Debevoise Secures Patent Victory on Behalf of GAF Materials

9 May 2024

Debevoise & Plimpton LLP has secured a victory in a patent litigation case before the Court of Appeals for the Federal Circuit on behalf of GAF Materials LLC against Kirsch Research and Development, marking the end of a multi-year, multi-venue, multi-patent and multi-defendant campaign.

In 2020, in a variety of federal courts, Kirsch sued GAF and a dozen other global roofing manufacturers, alleging they were infringing Kirsch patents that covered roof underlayment products. On the same day, Kirsch also launched a patent infringement investigation with the U.S. International Trade Commission (ITC) against GAF and others to block them from continuing to sell their products in the market.

At the ITC, Debevoise, along with counsel for the other parties, successfully argued for a specific claim construction, which asserted that the patent infringement allegations were unfounded, especially since GAF’s roof underlayment products were not 100% polypropylene – a different material than Kirsch’s roofing products. The arguments were successfully adopted by the ITC, leading Kirsch to dismiss its own ITC investigation.

After losing the ITC investigation, Kirsch returned to the district courts to proceed with its only remaining patent. In response, Mr. Neukom filed an inter partes review (IPR) petition challenging the validity of Kirsch’s remaining patent before the Patent Trial and Appeal Board (PTAB). After reviewing the firm’s forceful arguments, the Board invalidated every single patent claim asserted by Kirsch, thereby vindicating not only GAF, but all the other defendants. That win was shouted out in AmLaw’s Litigator of the Week column.

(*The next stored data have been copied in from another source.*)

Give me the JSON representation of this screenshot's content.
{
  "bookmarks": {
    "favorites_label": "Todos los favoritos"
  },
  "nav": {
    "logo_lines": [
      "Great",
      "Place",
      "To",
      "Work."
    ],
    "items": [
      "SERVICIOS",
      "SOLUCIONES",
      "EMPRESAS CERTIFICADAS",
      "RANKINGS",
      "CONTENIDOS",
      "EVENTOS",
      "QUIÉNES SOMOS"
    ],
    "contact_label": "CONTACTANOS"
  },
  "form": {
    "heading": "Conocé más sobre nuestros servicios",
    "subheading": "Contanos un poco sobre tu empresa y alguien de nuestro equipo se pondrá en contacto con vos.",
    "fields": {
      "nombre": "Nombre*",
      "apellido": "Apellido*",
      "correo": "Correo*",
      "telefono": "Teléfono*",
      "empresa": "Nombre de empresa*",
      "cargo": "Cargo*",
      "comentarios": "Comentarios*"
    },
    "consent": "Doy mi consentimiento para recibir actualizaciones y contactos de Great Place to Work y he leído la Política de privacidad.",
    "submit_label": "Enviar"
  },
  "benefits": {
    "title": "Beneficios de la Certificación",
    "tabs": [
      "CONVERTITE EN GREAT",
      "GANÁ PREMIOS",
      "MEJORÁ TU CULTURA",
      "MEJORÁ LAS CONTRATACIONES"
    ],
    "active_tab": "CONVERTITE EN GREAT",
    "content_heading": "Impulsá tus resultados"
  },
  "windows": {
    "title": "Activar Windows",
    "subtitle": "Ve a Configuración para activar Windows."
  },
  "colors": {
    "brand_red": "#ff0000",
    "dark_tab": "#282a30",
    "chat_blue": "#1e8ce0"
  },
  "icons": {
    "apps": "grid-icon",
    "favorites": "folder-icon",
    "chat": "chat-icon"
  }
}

Kirsch then moved to appeal the PTAB’s decision in the Federal Circuit Court of Appeals last year. Earlier this year, Debevoise took the podium and argued to the Federal Circuit. On May 2, the appeals court agreed with the firm’s persuasive arguments, upholding the PTAB's decision. The court agreed that the claims in the patent were not new or innovative because they were already covered by prior art, which is existing knowledge in the field. The appeals court also awarded GAF its costs on appeal. This significant win marks the ending to a long and hard fought patent litigation case in the construction industry.

The Debevoise team was led by litigation partner Jay Neukom.